When she had finished her round, she moved across to her own desk, took her laptop from her rucksack and pressed the ‘on’ button. When it had booted up, she logged on to the internet through the wireless network, and opened her mailbox. As usual it was stacked with incoming. She had banned the Festival staff from communicating with her by email, reminding them that the vocal method was still best, but that had only removed a small percentage of the total. Of the survivors, most came from authors, their publicists, their agents and, in a couple of cases, from the family members who managed their diaries. She worked her way through them as quickly as she could, forwarding the majority to the people who could deal with them best, until all she was left with were four, one from her chairman congratulating her on the success of the opening day and offering a far too belated apology for his absence from the Welcome Party, two others from people she felt were too important (or, in one case, who felt himself too important) to be delegated, and another that had caught her eye.

She opened the first and swore, yelling, ‘Now he tells me!’ loud enough to draw a quick glance from Gwyn Richards, as he passed by the window.

The message was from Micah Sodje, an African novelist who had won the previous year’s Man Booker and who was rumoured to be a hot tip for the Nobel Prize, soon to be announced. He was her top attraction for the following Sunday and his event had sold out within hours. ‘Dear Mrs Mosley,’ it began inaccurately, ignoring her doctorate, ‘I am afraid that I find that progress on my next work has been slower than anticipated, owing to the effect of my success last year. If I am to meet my delivery date and keep my editor happy, something has to go, and I fear that it has to be Edinburgh. Please accept my withdrawal, with regret.’

‘Son-of-a-bitch!’ she shouted, wondering whether she knew enough members of the Swedish Academy to turn the Nobel vote against the defaulting author. ‘Now I’ve got three hundred and fifty tickets to be refunded and event sponsors to be smoothed! Who the hell does he think he is?’

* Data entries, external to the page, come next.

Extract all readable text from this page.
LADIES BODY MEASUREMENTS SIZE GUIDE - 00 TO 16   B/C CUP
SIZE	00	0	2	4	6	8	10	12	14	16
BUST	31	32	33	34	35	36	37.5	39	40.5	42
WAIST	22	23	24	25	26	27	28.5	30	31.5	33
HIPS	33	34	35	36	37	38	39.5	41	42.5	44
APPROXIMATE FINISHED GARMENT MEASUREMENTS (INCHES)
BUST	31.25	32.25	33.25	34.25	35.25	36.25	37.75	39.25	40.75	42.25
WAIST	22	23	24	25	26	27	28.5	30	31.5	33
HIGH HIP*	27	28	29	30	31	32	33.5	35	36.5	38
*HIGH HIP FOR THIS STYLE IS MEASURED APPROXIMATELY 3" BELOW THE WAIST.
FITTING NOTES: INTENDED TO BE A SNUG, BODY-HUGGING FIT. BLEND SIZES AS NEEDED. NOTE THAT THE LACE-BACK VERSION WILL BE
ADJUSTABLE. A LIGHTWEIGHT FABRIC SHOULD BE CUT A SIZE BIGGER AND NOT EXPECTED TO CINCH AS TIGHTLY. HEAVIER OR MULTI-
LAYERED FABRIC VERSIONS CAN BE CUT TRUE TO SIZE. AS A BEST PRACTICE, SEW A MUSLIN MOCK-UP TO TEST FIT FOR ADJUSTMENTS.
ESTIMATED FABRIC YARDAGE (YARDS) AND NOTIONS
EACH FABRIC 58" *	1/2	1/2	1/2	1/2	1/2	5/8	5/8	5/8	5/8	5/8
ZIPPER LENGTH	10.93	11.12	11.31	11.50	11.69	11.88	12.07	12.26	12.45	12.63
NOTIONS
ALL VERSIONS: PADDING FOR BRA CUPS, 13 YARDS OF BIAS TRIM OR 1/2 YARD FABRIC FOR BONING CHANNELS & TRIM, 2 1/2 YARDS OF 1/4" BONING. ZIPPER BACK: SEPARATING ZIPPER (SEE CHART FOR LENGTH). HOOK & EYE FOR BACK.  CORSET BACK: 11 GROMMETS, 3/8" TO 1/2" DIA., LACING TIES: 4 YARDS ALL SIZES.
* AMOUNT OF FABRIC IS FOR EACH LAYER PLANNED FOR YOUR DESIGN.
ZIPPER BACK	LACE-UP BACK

Fuming, she searched through her contacts list until she found the address of Sodje’s publicist, then forwarded the cancellation with no message other than a long black line of exclamation marks.

Controlling herself with an effort, she moved on to the next item. The screen name adma was showing. It gave little away, but she knew whose it was, and that it was personal rather than business. Aileen de Marco was Scotland’s First Minister, and a neighbour, as her official residence, Bute House, stood next door to the Book Festival’s more modest office. Not long after she had taken office, she had invited the equally newly appointed director for coffee, to canvass her opinion on the way the arts had been handled by the administration of her own inglorious predecessor. Mosley had been struck by the politician’s frankness, and de Marco by her guest’s global knowledge and evident enthusiasm for her subject; the two women had become regular correspondents. She opened the message.